I festeggiamenti durarono otto giorni, ed ebbero una forte eco in tutta l'Europa: persone appositamente incaricate ne trasmettevano la descrizione alle diverse corti. La loro completa cronaca fu pubblicata in quei tempi dal segretario del re J. L. Decius. Un loro ricordo si trova anche nelle novelle del Baridello. Il poeta napoletano Colantonio Carmignano, che faceva parte del seguito di B., descrisse in versi, su desiderio della principessa Isabella, il viaggio della regina fino a Cracovia e sotto lo pseudonimo di Parthenopeus Suavius lo pubblicò nel 1535 a Bari.

A parte l'aspetto formale e mondano, i festeggiamenti nuziali costituirono nella vita della Polonia un grande avvenimento culturale. Al seguito di B. si trovavano infatti noti rappresentanti della cultura italiana come Celio Calcagnini, l'astronomo Luca Gaurico e altri. Era questo il primo ampio contatto fra le due culture, che, malgrado i fondamenti comuni, avevano aspetti diversi. In quell'occasione l'avvenimento culturale più importante fu un torneo poetico, fino ad allora sconosciuto in Polonia, cui parteciparono un gran numero di poeti umanisti polacchi e stranieri. Vi parteciparono infatti gli austriaci G. Cuspinianus e F. Gundelius, gli svizzeri G. Vadianus e R. Agricola il Giovane, gli italiani G. Balbi e C. Calcagnini, i poeti slesiani e polacchi L. Corvinus, G. Ursinus Vellius, J. Dantiscus, A. Krzycki (Critius). Gli studenti ungheresi che studiavano all'università di Cracovia offrirono la pubblicazione collettiva di una raccolta di omaggi.

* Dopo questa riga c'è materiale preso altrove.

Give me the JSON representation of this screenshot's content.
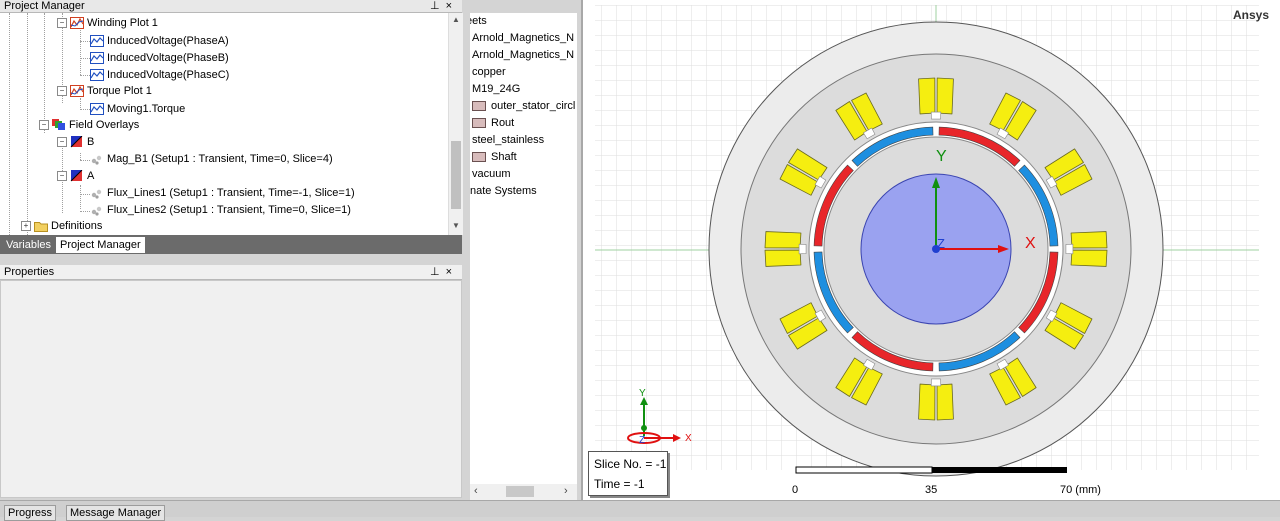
{
  "project_manager": {
    "title": "Project Manager",
    "pin": "⊥",
    "close": "×",
    "tree": {
      "winding_plot": "Winding Plot 1",
      "induced_a": "InducedVoltage(PhaseA)",
      "induced_b": "InducedVoltage(PhaseB)",
      "induced_c": "InducedVoltage(PhaseC)",
      "torque_plot": "Torque Plot 1",
      "moving_torque": "Moving1.Torque",
      "field_overlays": "Field Overlays",
      "b_group": "B",
      "mag_b1": "Mag_B1 (Setup1 : Transient, Time=0, Slice=4)",
      "a_group": "A",
      "flux_lines1": "Flux_Lines1 (Setup1 : Transient, Time=-1, Slice=1)",
      "flux_lines2": "Flux_Lines2 (Setup1 : Transient, Time=0, Slice=1)",
      "definitions": "Definitions"
    },
    "tabs": {
      "variables": "Variables",
      "project_manager": "Project Manager"
    }
  },
  "properties": {
    "title": "Properties",
    "pin": "⊥",
    "close": "×"
  },
  "model_tree": {
    "items": {
      "sheets": "eets",
      "arnold1": "Arnold_Magnetics_N",
      "arnold2": "Arnold_Magnetics_N",
      "copper": "copper",
      "m19": "M19_24G",
      "outer_stator": "outer_stator_circl",
      "rout": "Rout",
      "steel": "steel_stainless",
      "shaft": "Shaft",
      "vacuum": "vacuum",
      "coord": "nate Systems"
    }
  },
  "viewport": {
    "brand": "Ansys",
    "axis_x": "X",
    "axis_y": "Y",
    "axis_z": "Z",
    "triad_x": "X",
    "triad_y": "Y",
    "triad_z": "Z",
    "slice_label": "Slice No. = -1",
    "time_label": "Time = -1",
    "scale_0": "0",
    "scale_35": "35",
    "scale_70": "70 (mm)"
  },
  "bottom": {
    "progress": "Progress",
    "message_manager": "Message Manager"
  },
  "colors": {
    "magnet_red": "#e8262a",
    "magnet_blue": "#1e8fe0",
    "coil_yellow": "#f5ee10",
    "shaft": "#9aa2f0",
    "stator": "#dcdcdc"
  }
}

B. si abituò rapidamente alle nuove condizioni di vita. Imparò il polacco e grazie a frequenti viaggi conobbe bene il paese e gli abitanti. Dal 1528 soggiornò alcune volte, per lunghi periodi, in Lituania, che chiamava "le nostre parti". Pur rimanendo italiana, comprendeva bene le diversità del carattere e dello sviluppo nazionale e sociale della Polonia.

Fin dal suo arrivo, la sua vita cambiò radicalmente. Quella che precedentemente era stata la "vergine latina", cantata dai poeti, l'allegra partecipante agli spensierati divertimenti e giochi della corte napoletana, diviene una regina piena di dignità che partecipa alla direzione di un grande Stato, ispiratrice di mutamenti nella sua politica estera e interna, la rinnovatrice di una vita culturale ai confini del mondo occidentale; mentre nella vita familiare diveniva una fedele e devota sposa e una madre sollecita dell'avvenire dei suoi figli. Severa e scrupolosa, curava molto la moralità della sua corte. Ebbe sei figli: Isabella, sposata nel 1539 con Giovanni Zápolya, re d'Ungheria; Sigismondo Augusto, re di Polonia dal 1548, ultimo della dinastia degli Jagelloni; Sofia, sposata ad Enrico, principe di Brunswick; Anna, futura regina di Polonia e moglie di Stefano Báthory; Caterina, sposata al re di Svezia, Giovanni III; e Olbracht morto il giorno della nascita. B. assicurò ai figli una accurata educazione che in parte impartì loro ella stessa. L'educazione di Sigismondo Augusto improntata allo spirito italiano, orientata verso lo sviluppo dell'intelletto e realizzata coll'aiuto di istitutori italiani, provocò molte obiezioni e portò a uno scontro di notevole importanza.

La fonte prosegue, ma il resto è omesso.